Unfortunately, killing predators such as badgers and lions is typical of the simplistic way humans deal with animals at the top of their food chain. We have a history of abusing, tormenting and killing animals like bears, lions, tigers, foxes and badgers.
Sometimes it's done for so-called sport, such as trophy hunting, and sometimes there is an attempt at justifying it, such as this cull, but it is fundamentally about getting rid of other predators.
Luckily, the world is starting to wake up and understand that we don't have to kill other predators, we can live alongside them. Schemes in other countries involving lions, dingoes, wolves and bears are showing that non-lethal ways of ensuring both people and animals stay safe and benefit from each other's presence are working.
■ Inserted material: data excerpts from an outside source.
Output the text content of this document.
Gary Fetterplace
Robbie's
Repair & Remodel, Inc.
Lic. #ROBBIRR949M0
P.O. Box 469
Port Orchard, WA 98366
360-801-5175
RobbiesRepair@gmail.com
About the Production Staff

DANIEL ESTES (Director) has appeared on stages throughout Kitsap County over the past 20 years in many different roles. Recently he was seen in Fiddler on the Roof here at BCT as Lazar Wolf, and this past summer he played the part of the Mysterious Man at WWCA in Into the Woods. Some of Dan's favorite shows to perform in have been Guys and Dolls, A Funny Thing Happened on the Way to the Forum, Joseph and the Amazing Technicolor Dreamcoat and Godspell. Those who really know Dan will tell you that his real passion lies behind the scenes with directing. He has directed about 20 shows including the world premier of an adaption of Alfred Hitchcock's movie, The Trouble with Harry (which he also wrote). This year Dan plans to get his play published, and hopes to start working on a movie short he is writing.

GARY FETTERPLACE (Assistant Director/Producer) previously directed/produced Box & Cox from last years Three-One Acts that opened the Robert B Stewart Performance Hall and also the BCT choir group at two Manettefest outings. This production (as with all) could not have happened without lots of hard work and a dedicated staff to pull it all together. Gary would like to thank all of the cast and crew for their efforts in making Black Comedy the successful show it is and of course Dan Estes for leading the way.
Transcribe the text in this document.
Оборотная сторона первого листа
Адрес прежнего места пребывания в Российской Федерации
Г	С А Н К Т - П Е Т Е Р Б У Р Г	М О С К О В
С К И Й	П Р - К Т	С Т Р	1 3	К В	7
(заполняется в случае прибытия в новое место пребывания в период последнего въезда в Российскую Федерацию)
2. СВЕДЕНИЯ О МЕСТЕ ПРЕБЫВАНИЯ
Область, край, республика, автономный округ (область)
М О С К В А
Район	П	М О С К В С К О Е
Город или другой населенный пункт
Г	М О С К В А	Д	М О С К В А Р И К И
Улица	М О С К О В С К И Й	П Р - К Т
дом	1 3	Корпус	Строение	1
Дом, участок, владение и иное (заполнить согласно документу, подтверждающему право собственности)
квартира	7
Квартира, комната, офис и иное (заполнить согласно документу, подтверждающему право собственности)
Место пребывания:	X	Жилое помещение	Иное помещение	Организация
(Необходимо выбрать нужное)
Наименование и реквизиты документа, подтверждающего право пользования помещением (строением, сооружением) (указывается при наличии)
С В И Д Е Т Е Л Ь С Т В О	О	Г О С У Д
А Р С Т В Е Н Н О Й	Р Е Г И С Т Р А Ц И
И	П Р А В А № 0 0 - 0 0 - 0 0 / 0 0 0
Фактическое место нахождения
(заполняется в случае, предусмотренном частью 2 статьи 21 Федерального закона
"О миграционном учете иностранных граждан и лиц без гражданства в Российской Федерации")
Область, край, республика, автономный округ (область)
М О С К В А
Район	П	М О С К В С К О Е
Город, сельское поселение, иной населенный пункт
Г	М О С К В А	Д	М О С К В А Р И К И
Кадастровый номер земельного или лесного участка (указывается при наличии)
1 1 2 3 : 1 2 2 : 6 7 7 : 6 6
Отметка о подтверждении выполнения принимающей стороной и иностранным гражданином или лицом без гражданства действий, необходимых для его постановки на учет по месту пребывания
Lions, badgers, what's the difference?
Britain's badger cull has entered its third year. Like the vast majority of animal welfare organizations and impartial scientists in this country, the League Against Cruel Sports is utterly opposed to this government policy. The arguments can be long and complicated, but simply put:
- We believe that the vast majority, if not all, bovine TB (bTB) outbreaks are caused by cattle, not badgers.
- Ongoing studies show significant drops in the rate of infection where measures are being taken to stop this cattle-to-cattle infection. This is particularly in Wales - where no badger culling is taking place.
- Even if badgers contribute to some outbreaks, culling badgers can cause survivors to flee into new areas, potentially causing an increase in bTB.
Compassionate conservation is the only way forward in terms of understanding and tackling diseases like bTB, and is the only moral way forward unless we want to wipe out every other living creature on the planet, which unfortunately seems to be the only policy on some people's agenda.